In one of my reading status updates for this book, I wrote that I am not smart enough for Steve Rasnic Tem. I stand by this assessment. Reading Tem is an experience akin to watching Twin Peaks: The Return — it’s beautiful and unnerving and certainly means something greater than I can comprehend and wait a minute, it’s over?
Tem’s writing is gorgeous. The man can craft a sentence. I mean, listen to this:
The phone rings many times a day, but it is always someone pretending to be someone they are not. Sometimes you can barely hear them. They act as if they know you when they don’t know you at all. Sometimes when you answer no one is there but everyone is listening.
Amazing, right? And what does it mean? No clue!
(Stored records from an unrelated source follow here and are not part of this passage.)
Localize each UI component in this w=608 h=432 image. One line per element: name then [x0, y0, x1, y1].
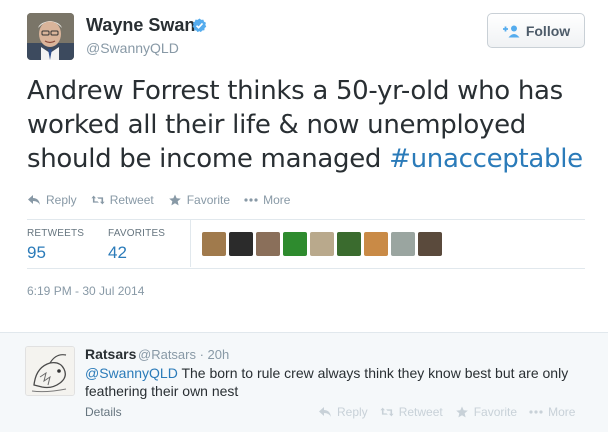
favoriter-avatar[interactable] [256, 232, 280, 256]
reply-retweet-action[interactable]: Retweet [380, 405, 443, 419]
star-icon [168, 194, 181, 206]
tweet-actions: Reply Retweet Favorite More [27, 193, 304, 207]
favorites-stat-label: FAVORITES [108, 228, 166, 239]
favorites-stat[interactable]: FAVORITES 42 [108, 228, 165, 263]
author-handle[interactable]: @SwannyQLD [86, 40, 179, 56]
more-label: More [263, 193, 291, 207]
reply-icon [319, 407, 331, 417]
retweet-label: Retweet [109, 193, 154, 207]
reply-retweet-label: Retweet [398, 405, 443, 419]
reply-more-label: More [548, 405, 576, 419]
retweet-action[interactable]: Retweet [91, 193, 154, 207]
reply-favorite-label: Favorite [473, 405, 518, 419]
favoriter-avatar[interactable] [283, 232, 307, 256]
retweets-stat[interactable]: RETWEETS 95 [27, 228, 84, 263]
reply-handle-time[interactable]: @Ratsars · 20h [138, 347, 229, 362]
retweets-stat-label: RETWEETS [27, 228, 85, 239]
more-action[interactable]: More [244, 193, 290, 207]
tweet-text: Andrew Forrest thinks a 50-yr-old who ha… [27, 74, 597, 176]
follow-user-icon [502, 25, 520, 37]
reply-author-name[interactable]: Ratsars [85, 346, 136, 362]
reply-more-action[interactable]: More [529, 405, 575, 419]
favorite-action[interactable]: Favorite [168, 193, 230, 207]
author-avatar[interactable] [27, 13, 74, 60]
favoriter-avatar[interactable] [418, 232, 442, 256]
reply-favorite-action[interactable]: Favorite [455, 405, 517, 419]
reply-reply-label: Reply [337, 405, 368, 419]
hashtag-link[interactable]: #unacceptable [389, 144, 583, 174]
more-dots-icon [244, 198, 258, 202]
reply-author-avatar[interactable] [25, 346, 75, 396]
stats-separator [190, 220, 191, 267]
retweet-icon [91, 195, 105, 205]
mention-link[interactable]: @SwannyQLD [85, 365, 178, 381]
stats-top-divider [27, 219, 585, 220]
reply-tweet-actions: Reply Retweet Favorite More [318, 405, 587, 419]
tweet-timestamp[interactable]: 6:19 PM - 30 Jul 2014 [27, 284, 144, 298]
tweet-card: Wayne Swan @SwannyQLD Follow Andrew Forr… [0, 0, 608, 332]
favorite-label: Favorite [186, 193, 231, 207]
reply-reply-action[interactable]: Reply [318, 405, 368, 419]
more-dots-icon [529, 410, 543, 414]
reply-text: @SwannyQLD The born to rule crew always … [85, 364, 595, 400]
reply-tweet: Ratsars @Ratsars · 20h @SwannyQLD The bo… [0, 332, 608, 432]
favoriter-avatar[interactable] [229, 232, 253, 256]
favorites-count: 42 [108, 243, 127, 262]
verified-badge-icon [192, 18, 207, 33]
follow-button[interactable]: Follow [487, 13, 585, 48]
stats-bottom-divider [27, 268, 585, 269]
favoriter-avatars [202, 232, 442, 256]
favoriter-avatar[interactable] [391, 232, 415, 256]
details-link[interactable]: Details [85, 405, 122, 419]
author-name[interactable]: Wayne Swan [86, 15, 195, 36]
favoriter-avatar[interactable] [310, 232, 334, 256]
favoriter-avatar[interactable] [364, 232, 388, 256]
retweets-count: 95 [27, 243, 46, 262]
reply-action[interactable]: Reply [27, 193, 77, 207]
retweet-icon [380, 407, 394, 417]
favoriter-avatar[interactable] [337, 232, 361, 256]
reply-label: Reply [46, 193, 77, 207]
follow-label: Follow [525, 22, 571, 39]
reply-icon [28, 195, 40, 205]
favoriter-avatar[interactable] [202, 232, 226, 256]
star-icon [455, 406, 468, 418]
Many of the stories spend much of their running time detailing normal, boring, real-life events that are suddenly, weirdly turned on their ears at the last possible second—often in the last paragraph, sort of like this (disclaimer: Tem did not write this. I did.):
Chuck stared out into the summer sun. It was a beautiful day, warm but not too warm, cool but not too cool, with a slight hint of the rain that would come later in the evening. Chuck sat on his back deck, looking at the lake behind his house. Although he was satisfied with his life, there was always an element of uncertainty in every decision he made.
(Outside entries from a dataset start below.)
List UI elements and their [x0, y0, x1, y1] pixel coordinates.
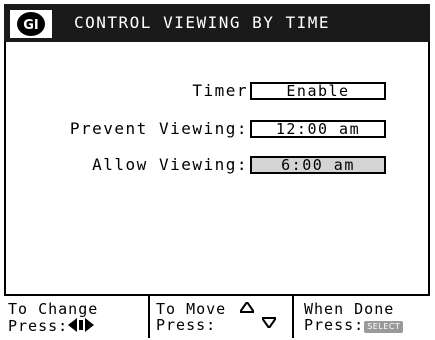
gi-logo-icon: GI: [17, 12, 45, 36]
change-line2: Press:: [8, 317, 69, 335]
down-arrow-icon: [260, 316, 278, 331]
footer-move-hint: To Move Press:: [156, 296, 296, 338]
footer-divider: [292, 296, 294, 338]
timer-label: Timer: [192, 81, 248, 100]
allow-viewing-field[interactable]: 6:00 am: [250, 156, 386, 174]
header-bar: GI CONTROL VIEWING BY TIME: [4, 4, 430, 42]
page-title: CONTROL VIEWING BY TIME: [74, 13, 331, 32]
logo-text: GI: [23, 18, 39, 33]
gi-logo: GI: [10, 10, 52, 38]
prevent-viewing-field[interactable]: 12:00 am: [250, 120, 386, 138]
control-viewing-screen: GI CONTROL VIEWING BY TIME Timer Enable …: [0, 0, 435, 340]
left-right-arrows-icon: [68, 318, 95, 335]
up-arrow-icon: [238, 300, 257, 317]
footer-change-hint: To Change Press:: [8, 296, 148, 338]
change-line1: To Change: [8, 300, 99, 318]
footer-divider: [148, 296, 150, 338]
prevent-viewing-label: Prevent Viewing:: [69, 119, 248, 138]
done-line2: Press:: [304, 316, 365, 334]
footer-done-hint: When Done Press: SELECT: [304, 296, 430, 338]
move-line2: Press:: [156, 316, 217, 334]
footer-help-bar: To Change Press: To Move Press: When Don…: [4, 294, 430, 338]
allow-viewing-label: Allow Viewing:: [92, 155, 248, 174]
timer-field[interactable]: Enable: [250, 82, 386, 100]
select-key-icon: SELECT: [364, 320, 404, 333]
This probably went back to his childhood. Although he couldn’t remember everything clearly, he knew that something terrible happened to him when he was five years old. He remembered talking to his imaginary friend, Charles, about it. He just couldn’t remember exactly what it was that he had said.
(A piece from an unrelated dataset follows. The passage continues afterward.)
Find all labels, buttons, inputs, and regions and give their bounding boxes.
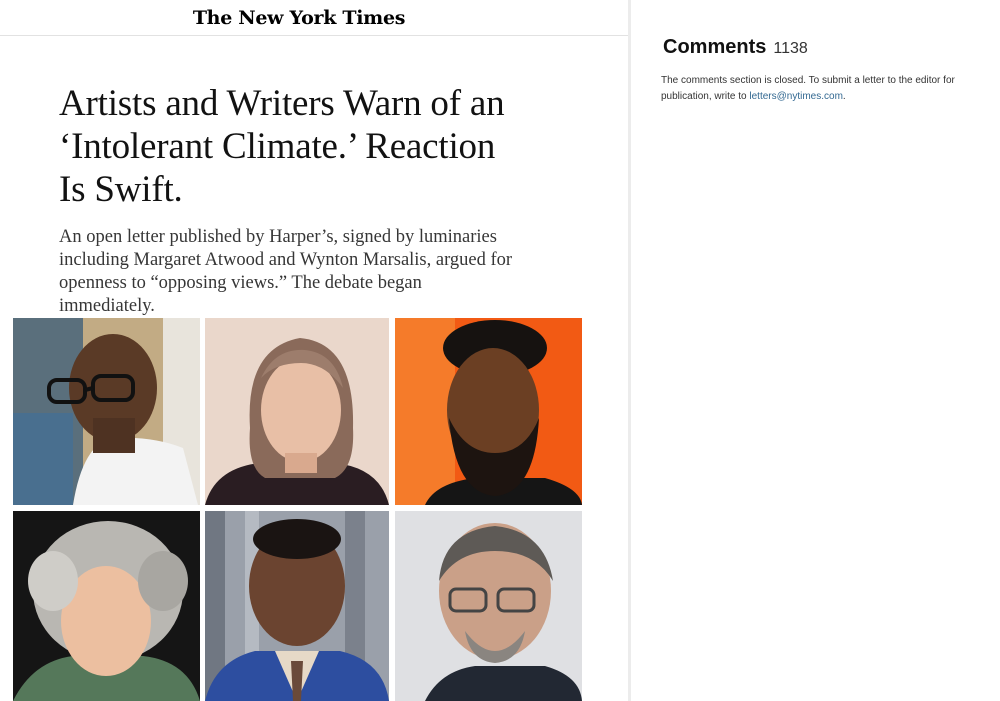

As the sun began to set and the rain began to fall, Chuck went back into his home. He thought he heard a noise like whistling outside, but he wasn’t sure. He looked out his window and saw nothing. No one was there.
As he entered the bathroom, he realized his face felt funny, like it had never felt before. He looked around for a mirror, but they had all disappeared. He reached up slowly, gingerly, and touched his face. There was nothing there.
Feel that WTF? That burning in your brain that insists you must have missed something? That’s essentially what it’s like to read the stories in this volume. So while I didn’t dislike them, it is unlikely that I’ll return to this book anytime soon. I just don’t think my brain works the way it needs to in order to enjoy them. I freely admit that I am very much in the minority, however, so what do I know?
(You may be thinking, “If you didn’t really enjoy or understand this, then why did you give it 4 stars?” Easy peasy, pal o’ mine: I’m at least smart enough to know when I’ve been outclassed.)